Prep: 10 minutes
Cook: 15 minutes
½ cup plant milk
1 tsp apple cider vinegar
1 tbsp olive oil + extra for brushing
2 cups self-raising flour
¼ tsp baking powder
2 tsp sun dried tomatoes, finely chopped*
2 tbsp olives, finely chopped
1 tbsp fresh basil, finely chopped
Salt & pepper to taste
*If you are using dry sun-dried tomatoes, pre-soak them in hot water for around 5 minutes (to soften and remove excess salt). Drain the water and pat dry with paper towel before adding them to the flour mixture. If you’re using sun dried tomatoes in an oil jar, you don’t need to soak them in hot water but pat dry with paper towel to remove excess oil.
Preheat the oven to 200C fan.
Combine plant milk, vinegar and oil. Mix well and set aside.

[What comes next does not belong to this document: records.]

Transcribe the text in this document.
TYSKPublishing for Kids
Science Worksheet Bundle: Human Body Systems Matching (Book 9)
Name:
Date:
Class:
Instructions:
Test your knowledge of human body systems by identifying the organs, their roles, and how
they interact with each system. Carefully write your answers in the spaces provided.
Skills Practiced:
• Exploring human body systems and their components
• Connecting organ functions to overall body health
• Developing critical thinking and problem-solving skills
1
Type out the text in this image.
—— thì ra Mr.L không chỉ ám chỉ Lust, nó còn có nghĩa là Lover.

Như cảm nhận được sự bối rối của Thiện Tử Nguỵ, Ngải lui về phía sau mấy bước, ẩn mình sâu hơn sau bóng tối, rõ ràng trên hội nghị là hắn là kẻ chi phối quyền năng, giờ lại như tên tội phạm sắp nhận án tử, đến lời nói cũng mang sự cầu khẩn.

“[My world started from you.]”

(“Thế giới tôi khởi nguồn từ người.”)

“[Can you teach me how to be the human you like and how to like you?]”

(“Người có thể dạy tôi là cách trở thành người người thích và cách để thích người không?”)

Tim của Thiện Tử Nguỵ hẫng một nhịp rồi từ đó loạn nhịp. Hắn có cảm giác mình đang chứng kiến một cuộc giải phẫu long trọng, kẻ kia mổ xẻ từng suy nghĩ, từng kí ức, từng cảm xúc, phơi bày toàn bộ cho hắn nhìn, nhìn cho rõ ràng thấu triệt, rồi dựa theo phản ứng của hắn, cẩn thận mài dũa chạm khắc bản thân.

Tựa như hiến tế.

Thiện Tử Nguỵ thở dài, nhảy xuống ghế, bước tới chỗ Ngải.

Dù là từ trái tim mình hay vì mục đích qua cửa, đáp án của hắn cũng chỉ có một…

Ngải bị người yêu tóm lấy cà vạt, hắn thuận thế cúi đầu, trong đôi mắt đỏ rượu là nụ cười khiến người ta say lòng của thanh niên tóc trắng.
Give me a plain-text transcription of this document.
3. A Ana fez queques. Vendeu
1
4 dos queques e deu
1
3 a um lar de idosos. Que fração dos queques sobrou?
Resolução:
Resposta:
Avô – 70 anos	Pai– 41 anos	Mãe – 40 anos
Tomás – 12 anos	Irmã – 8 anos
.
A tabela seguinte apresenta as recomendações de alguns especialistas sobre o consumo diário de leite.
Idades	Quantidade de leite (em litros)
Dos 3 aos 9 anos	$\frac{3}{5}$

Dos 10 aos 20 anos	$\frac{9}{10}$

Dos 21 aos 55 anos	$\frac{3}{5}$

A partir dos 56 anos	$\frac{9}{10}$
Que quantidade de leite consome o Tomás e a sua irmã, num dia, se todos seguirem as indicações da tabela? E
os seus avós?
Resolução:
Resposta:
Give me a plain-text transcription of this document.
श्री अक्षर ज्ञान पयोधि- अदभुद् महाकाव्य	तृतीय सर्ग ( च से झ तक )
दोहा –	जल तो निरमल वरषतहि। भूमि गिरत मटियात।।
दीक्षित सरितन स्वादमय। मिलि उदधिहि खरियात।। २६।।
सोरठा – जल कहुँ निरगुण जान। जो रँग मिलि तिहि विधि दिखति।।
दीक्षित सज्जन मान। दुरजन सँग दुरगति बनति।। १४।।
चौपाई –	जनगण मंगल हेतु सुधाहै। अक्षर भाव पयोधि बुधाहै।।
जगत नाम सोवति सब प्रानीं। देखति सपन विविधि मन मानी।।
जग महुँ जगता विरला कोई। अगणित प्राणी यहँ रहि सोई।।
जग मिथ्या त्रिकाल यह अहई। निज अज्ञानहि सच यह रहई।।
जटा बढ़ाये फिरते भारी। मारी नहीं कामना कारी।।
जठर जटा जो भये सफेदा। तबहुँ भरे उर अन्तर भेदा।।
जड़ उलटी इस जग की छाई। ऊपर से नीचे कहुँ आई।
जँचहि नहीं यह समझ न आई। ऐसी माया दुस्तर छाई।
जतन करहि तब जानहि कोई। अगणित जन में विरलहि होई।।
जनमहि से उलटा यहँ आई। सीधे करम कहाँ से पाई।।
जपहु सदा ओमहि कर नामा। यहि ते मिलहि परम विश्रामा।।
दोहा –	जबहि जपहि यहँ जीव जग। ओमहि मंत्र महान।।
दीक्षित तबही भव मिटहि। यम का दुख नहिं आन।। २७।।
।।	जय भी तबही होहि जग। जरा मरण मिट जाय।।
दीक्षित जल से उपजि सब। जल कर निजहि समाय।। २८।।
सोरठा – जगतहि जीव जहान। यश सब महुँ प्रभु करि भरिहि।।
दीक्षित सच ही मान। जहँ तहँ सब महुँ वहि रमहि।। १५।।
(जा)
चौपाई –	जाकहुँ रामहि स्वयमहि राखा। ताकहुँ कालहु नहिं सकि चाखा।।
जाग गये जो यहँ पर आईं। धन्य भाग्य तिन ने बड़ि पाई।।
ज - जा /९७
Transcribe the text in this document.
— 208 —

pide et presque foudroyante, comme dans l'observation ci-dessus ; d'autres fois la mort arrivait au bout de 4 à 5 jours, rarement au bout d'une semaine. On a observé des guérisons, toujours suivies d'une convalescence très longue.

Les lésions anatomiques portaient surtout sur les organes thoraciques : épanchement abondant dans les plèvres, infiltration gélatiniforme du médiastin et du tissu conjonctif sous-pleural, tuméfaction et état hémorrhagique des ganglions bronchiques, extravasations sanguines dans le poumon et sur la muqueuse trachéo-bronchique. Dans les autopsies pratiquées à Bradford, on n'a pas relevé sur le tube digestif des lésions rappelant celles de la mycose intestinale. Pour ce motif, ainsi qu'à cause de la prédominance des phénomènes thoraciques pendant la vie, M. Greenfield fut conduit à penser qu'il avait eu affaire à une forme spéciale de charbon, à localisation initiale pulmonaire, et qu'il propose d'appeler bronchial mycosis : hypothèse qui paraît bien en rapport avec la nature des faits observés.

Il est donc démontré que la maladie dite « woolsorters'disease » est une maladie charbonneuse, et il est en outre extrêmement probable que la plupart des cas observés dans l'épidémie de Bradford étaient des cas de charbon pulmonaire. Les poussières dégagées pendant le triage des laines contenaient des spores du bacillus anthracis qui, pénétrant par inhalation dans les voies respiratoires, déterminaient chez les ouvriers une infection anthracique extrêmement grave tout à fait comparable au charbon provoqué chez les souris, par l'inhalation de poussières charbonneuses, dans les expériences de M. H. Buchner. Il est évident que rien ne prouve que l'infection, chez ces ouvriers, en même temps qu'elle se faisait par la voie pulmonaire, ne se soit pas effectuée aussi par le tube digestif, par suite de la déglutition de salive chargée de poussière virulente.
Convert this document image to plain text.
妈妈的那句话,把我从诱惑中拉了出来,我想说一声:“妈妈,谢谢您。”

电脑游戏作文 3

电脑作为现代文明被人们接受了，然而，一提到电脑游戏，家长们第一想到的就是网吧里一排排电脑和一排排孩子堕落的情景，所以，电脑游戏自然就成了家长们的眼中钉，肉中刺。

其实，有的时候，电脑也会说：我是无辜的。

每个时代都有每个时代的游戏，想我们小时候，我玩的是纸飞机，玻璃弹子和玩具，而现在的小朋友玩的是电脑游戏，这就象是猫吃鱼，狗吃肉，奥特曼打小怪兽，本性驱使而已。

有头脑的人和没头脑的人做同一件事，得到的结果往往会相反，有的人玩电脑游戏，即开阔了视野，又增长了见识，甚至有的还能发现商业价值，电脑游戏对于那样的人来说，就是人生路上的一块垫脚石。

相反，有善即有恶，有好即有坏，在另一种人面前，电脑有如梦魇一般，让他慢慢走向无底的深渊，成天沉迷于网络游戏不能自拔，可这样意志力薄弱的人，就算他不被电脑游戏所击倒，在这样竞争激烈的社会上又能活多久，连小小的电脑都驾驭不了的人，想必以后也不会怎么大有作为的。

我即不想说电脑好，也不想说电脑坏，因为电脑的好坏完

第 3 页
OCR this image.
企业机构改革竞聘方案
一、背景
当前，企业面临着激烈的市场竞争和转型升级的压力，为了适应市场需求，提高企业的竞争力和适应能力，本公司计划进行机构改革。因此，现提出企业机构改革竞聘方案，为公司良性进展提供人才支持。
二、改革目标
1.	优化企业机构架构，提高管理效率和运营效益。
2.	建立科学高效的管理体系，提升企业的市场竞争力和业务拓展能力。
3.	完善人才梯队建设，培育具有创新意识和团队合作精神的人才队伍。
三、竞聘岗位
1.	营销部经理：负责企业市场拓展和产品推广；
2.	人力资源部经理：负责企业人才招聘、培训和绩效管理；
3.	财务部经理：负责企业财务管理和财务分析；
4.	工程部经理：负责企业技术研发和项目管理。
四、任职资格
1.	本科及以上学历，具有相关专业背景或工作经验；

In a mixing bowl, sift in the flour and baking powder. Add chopped sundried tomatoes, olives and basil and season with salt & pepper.
Gently stir the milk into the flour mixture with a wooden spoon. Knead the dough very lightly into a ball. Sprinkle the work surface with flour and roll out the dough to around 1 inch thick.
With a small cutter, stamp out rounds and place on a baking sheet. Lightly brush the tops of the scones with a little olive oil and place in the oven for 15-20 minutes until well risen and golden.